BRIEF DESCRIPTION OF THE DRAWINGS
The foregoing aspects and many of the attendant advantages of this
invention will become more readily appreciated as the same become
better understood by reference to the following detailed
description, when taken in conjunction with the accompanying
drawings, wherein:
FIG. 1 illustrates a flow diagram of the audio signal segmentation
algorithm according to the preferred embodiment of the present
invention;
FIG. 2 illustrates a flow diagram of the audio activity detection
step according to the preferred embodiment of the present
invention;
FIG. 3 illustrates an example of the frame-merging process in the
preferred embodiment of the present invention;
FIG. 4 illustrates a flow diagram of the estimation of the noise
threshold according to the preferred embodiment of the present
invention;
FIG. 5 illustrates a diagram of the likelihood ratio crossing rate
of the music signal;
FIG. 6 illustrates a diagram of the likelihood ratio crossing rate
of the speech signal;
FIG. 7 illustrates an example of the smoothing step according to
the preferred embodiment of the present invention; and
FIG. 8 illustrates an example of the audio signal segmentation
algorithm according to the preferred embodiment of the present
invention.
DETAILED DESCRIPTION OF THE PREFERRED EMBODIMENT
The present invention discloses an audio signal segmentation
algorithm comprising the following steps. First, an audio signal is
provided. Then, an audio activity detection (AAD) step is applied
to divide the audio signal into at least one noise segment and at
least one noisy audio segment. Then, multiple audio features are
extracted from the noisy audio segment by a frame with fixed length
in the audio feature extraction step. Afterwards, a smoothing step
is applied to the audio features to raise the discrimination rate
of the speech and the music frames. Then, a classifier is used to
tell the speech and the music frames apart. Finally, the frames of
the same kind are merged according to the result and the speech and
the music segments are then segmented.
In order to make the illustration of the present invention more
explicit and complete, the following description is stated with
reference to FIGS. 1 through 8.
Refer to FIG. 1. FIG. 1 illustrates a flow diagram of the audio
signal segmentation algorithm according to the preferred embodiment
of the present invention. First, an audio signal is provided in
step 102. Then, an audio activity detection (AAD) step is applied
to divide the audio signal into a noise segment 106 and a noisy
audio segment 108 in step 104. Then, an audio feature extraction
step is performed on the noisy audio segment 108, as shown in step
110. In the preferred embodiment of the present invention, the
audio feature extraction step extracts three kinds of audio
features from the noisy audio segment 108. The audio features are
low short time energy rate (LSTER), spectrum flux (SF), and
likelihood ratio crossing rate (LRCR), respectively. The likelihood
ratio of each frame is used to compute the sum of the crossing rate
in the waveform of the likelihood ratio compared to multiple
predetermined thresholds. If the sum of the crossing rate is
greater than a predetermined value, the likelihood ratio belongs to
a speech segment, and if the sum of the crossing rate is smaller
than the predetermined value, the likelihood ratio belongs to a
music segment.
Then, in step 112, a convolution process is performed on the result
obtained and a window (such as a rectangular window) in the
smoothing step to raise the discrimination rate for the following
step. Then, in step 114, a classifier is used to tell the speech
and the music frames apart. The speech frames and the music frames
compose at least one speech segment and at least one music segment,
respectively. Then, the frames of the same kind are merged
according to the result and the speech and the music segments are
then segmented. Finally, the speech segment 116 and the music
segment 118 are obtained. In the preferred embodiment of the
present invention, the classifier is a KNN based classifier and it
classifies the signals into different types in a codebook and
further determines if the signals belong to speech or music. The
following describes in detail the audio activity detection step
used in the preferred embodiment of the present invention.

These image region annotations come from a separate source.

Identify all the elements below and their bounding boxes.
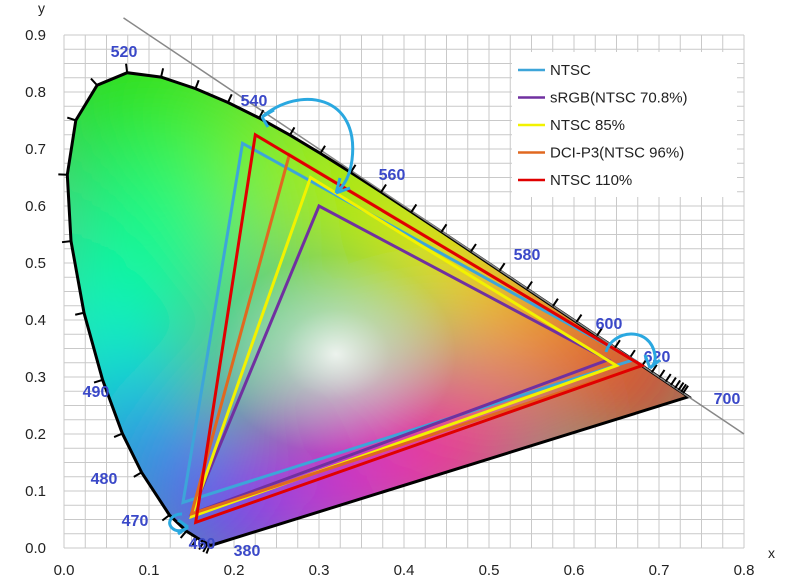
locus-tick xyxy=(93,378,103,384)
locus-tick xyxy=(677,382,685,391)
gamut-triangle-4 xyxy=(193,132,646,525)
locus-tick xyxy=(470,243,477,253)
y-tick-label: 0.9 xyxy=(25,27,46,44)
legend-label-1: sRGB(NTSC 70.8%) xyxy=(550,90,688,107)
wavelength-labels: 460 470 480 490 520 540 560 580 600 620 700 380 xyxy=(83,44,741,560)
wavelength-label: 600 xyxy=(596,316,623,333)
wavelength-label: 700 xyxy=(714,391,741,408)
x-tick-label: 0.8 xyxy=(734,562,755,579)
locus-tick xyxy=(440,223,448,233)
locus-tick xyxy=(410,203,418,213)
legend-background xyxy=(512,52,737,197)
legend: NTSC sRGB(NTSC 70.8%) NTSC 85% DCI-P3(NTSC … xyxy=(512,52,737,197)
x-tick-label: 0.2 xyxy=(224,562,245,579)
locus-tick xyxy=(682,385,689,394)
legend-label-4: NTSC 110% xyxy=(550,172,632,189)
locus-tick xyxy=(650,364,658,373)
wavelength-label: 520 xyxy=(111,44,138,61)
locus-tick xyxy=(552,298,559,307)
locus-tick xyxy=(680,383,687,393)
locus-tick xyxy=(658,369,666,378)
locus-tick xyxy=(498,262,506,272)
locus-tick xyxy=(202,543,209,553)
locus-tick xyxy=(629,349,636,359)
legend-label-3: DCI-P3(NTSC 96%) xyxy=(550,145,684,162)
fill-blob xyxy=(69,154,229,315)
wavelength-label: 560 xyxy=(379,167,406,184)
locus-tick xyxy=(614,339,621,349)
y-tick-label: 0.1 xyxy=(25,483,46,500)
locus-tick xyxy=(161,514,171,522)
x-tick-label: 0.7 xyxy=(649,562,670,579)
locus-tick xyxy=(125,63,129,73)
gamut-triangle-0 xyxy=(181,140,638,505)
wavelength-label: 480 xyxy=(91,471,118,488)
x-tick-label: 0.4 xyxy=(394,562,415,579)
locus-tick xyxy=(289,126,296,136)
x-tick-label: 0.6 xyxy=(564,562,585,579)
arrow-green-head xyxy=(334,177,351,195)
locus-tick xyxy=(205,544,211,554)
y-tick-label: 0.5 xyxy=(25,255,46,272)
locus-tick xyxy=(596,327,603,337)
locus-tick xyxy=(179,530,188,539)
locus-tick xyxy=(74,311,85,316)
arrow-green-tail xyxy=(260,108,275,128)
locus-tick xyxy=(198,541,205,551)
locus-tick xyxy=(227,93,233,103)
locus-tick xyxy=(674,379,681,389)
wavelength-label: 490 xyxy=(83,384,110,401)
y-tick-label: 0.3 xyxy=(25,369,46,386)
y-tick-label: 0.6 xyxy=(25,198,46,215)
locus-tick xyxy=(90,77,98,86)
y-tick-label: 0.4 xyxy=(25,312,46,329)
x-tick-label: 0.5 xyxy=(479,562,500,579)
legend-label-0: NTSC xyxy=(550,62,591,79)
white-point-glow xyxy=(216,254,456,455)
locus-tick xyxy=(575,313,583,323)
locus-tick xyxy=(380,183,387,193)
arrow-blue-head xyxy=(177,518,189,536)
axes: 0.0 0.1 0.2 0.3 0.4 0.5 0.6 0.7 0.8 0.0 0.1 0.2 0.3 0… xyxy=(25,0,775,579)
locus-tick-marks xyxy=(58,63,689,554)
locus-tick xyxy=(349,164,357,173)
y-tick-label: 0.0 xyxy=(25,540,46,557)
y-tick-label: 0.2 xyxy=(25,426,46,443)
wavelength-label: 470 xyxy=(122,513,149,530)
locus-tick xyxy=(191,537,198,547)
wavelength-label: 380 xyxy=(234,543,261,560)
gamut-triangle-2 xyxy=(189,175,620,520)
direction-arrows xyxy=(168,97,661,536)
locus-tick xyxy=(194,79,200,89)
locus-tick xyxy=(258,109,265,119)
legend-label-2: NTSC 85% xyxy=(550,117,625,134)
x-tick-label: 0.1 xyxy=(139,562,160,579)
x-axis-title: x xyxy=(768,545,775,561)
locus-tick xyxy=(319,145,326,154)
fill-blob xyxy=(146,480,237,546)
locus-tick xyxy=(61,240,72,244)
x-tick-label: 0.3 xyxy=(309,562,330,579)
wavelength-label: 620 xyxy=(644,349,671,366)
locus-tick xyxy=(133,471,143,478)
y-tick-label: 0.7 xyxy=(25,141,46,158)
locus-tick xyxy=(160,68,165,78)
locus-tick xyxy=(670,377,677,386)
locus-tick xyxy=(526,280,533,290)
arrow-green-rotate xyxy=(261,97,355,195)
locus-tick xyxy=(66,116,77,122)
wavelength-label: 540 xyxy=(241,93,268,110)
y-axis-title: y xyxy=(38,0,45,16)
arrow-red-head xyxy=(643,354,661,370)
locus-tick xyxy=(664,373,672,383)
gamut-triangle-1 xyxy=(188,203,612,517)
gamut-triangles xyxy=(181,132,646,525)
locus-tick xyxy=(113,432,123,439)
y-tick-label: 0.8 xyxy=(25,84,46,101)
wavelength-label: 460 xyxy=(189,536,216,553)
wavelength-label: 580 xyxy=(514,247,541,264)
x-tick-label: 0.0 xyxy=(54,562,75,579)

Refer to FIG. 2. FIG. 2 illustrates a flow diagram of the audio
activity detection step according to the preferred embodiment of
the present invention. First, the audio signal is divided into
multiple frames in step 202. The length of each frame may be 30 ms.

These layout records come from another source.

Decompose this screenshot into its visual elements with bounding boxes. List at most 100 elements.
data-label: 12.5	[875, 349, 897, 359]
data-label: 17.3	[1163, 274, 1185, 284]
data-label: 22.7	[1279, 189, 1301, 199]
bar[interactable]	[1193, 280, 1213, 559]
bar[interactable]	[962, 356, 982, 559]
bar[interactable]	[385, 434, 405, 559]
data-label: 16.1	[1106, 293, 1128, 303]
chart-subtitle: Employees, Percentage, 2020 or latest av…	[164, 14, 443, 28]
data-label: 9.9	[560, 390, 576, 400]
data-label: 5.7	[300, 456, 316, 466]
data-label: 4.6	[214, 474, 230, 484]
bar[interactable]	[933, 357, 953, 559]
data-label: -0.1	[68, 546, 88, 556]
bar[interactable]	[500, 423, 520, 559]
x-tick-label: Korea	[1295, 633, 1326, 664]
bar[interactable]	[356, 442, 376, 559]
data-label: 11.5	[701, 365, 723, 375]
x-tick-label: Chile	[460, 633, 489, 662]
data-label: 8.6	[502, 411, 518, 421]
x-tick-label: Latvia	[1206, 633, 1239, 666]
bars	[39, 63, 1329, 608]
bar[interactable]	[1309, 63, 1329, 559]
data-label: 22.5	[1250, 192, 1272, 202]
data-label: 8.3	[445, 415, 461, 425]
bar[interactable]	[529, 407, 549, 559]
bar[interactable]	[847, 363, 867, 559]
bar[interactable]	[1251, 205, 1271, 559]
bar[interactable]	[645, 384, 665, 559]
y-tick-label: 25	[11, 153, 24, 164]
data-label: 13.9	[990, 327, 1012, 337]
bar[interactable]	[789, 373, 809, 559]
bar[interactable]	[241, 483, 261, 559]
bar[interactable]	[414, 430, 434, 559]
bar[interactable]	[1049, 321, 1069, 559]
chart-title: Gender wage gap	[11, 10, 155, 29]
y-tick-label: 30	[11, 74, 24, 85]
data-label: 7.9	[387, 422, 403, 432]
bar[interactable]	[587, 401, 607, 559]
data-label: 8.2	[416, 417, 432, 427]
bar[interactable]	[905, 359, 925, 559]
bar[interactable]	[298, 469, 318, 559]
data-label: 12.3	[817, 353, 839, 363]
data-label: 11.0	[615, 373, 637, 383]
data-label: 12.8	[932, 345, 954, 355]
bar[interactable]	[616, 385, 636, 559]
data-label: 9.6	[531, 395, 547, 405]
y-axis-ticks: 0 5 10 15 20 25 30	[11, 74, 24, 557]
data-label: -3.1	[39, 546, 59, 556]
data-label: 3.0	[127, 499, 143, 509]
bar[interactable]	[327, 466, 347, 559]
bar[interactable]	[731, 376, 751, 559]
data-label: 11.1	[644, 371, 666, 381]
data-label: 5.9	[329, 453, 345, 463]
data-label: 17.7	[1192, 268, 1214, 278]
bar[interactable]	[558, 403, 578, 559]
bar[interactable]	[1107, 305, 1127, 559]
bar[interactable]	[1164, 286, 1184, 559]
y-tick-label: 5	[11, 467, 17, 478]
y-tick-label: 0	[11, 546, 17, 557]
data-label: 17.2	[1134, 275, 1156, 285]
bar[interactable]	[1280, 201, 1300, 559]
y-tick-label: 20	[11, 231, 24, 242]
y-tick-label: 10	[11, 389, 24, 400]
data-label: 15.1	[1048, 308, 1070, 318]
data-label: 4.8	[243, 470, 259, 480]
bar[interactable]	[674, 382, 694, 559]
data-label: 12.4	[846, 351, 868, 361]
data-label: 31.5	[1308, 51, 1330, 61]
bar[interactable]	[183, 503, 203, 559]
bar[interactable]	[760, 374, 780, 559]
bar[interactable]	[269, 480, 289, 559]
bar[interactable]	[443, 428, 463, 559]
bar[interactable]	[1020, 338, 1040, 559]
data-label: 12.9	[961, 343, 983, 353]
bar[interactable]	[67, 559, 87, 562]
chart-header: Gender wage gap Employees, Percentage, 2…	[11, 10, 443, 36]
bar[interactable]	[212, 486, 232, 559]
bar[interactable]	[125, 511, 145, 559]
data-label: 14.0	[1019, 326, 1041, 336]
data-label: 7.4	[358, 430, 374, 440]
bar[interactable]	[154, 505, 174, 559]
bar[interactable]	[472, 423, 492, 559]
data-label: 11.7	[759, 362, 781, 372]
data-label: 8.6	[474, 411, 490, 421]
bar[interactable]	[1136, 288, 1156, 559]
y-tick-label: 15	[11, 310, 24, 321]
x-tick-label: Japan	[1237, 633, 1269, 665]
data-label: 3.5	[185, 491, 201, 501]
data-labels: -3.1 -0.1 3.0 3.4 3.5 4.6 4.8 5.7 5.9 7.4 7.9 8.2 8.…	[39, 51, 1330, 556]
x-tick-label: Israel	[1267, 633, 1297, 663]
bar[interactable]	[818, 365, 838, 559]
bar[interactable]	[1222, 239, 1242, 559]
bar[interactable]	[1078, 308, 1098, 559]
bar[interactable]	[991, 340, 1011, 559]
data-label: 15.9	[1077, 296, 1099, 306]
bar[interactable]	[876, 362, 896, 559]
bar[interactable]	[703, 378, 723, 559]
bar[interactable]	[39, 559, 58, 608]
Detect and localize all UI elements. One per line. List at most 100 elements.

Then a frequency transformation step is applied to the signals in
each frame to obtain multiple bands in each frame in step 204. In
the preferred embodiment of the present invention, the frequency
transformation step uses a Fourier Transform. Then, a likelihood
computation step is performed on the bands and a noise parameter
208 to obtain a likelihood ratio between them in step 206. The
noise parameter 208 is the noise variance of the Fourier
coefficient and is obtained by estimating the variance of a noise
segment in the initial part of the audio signal.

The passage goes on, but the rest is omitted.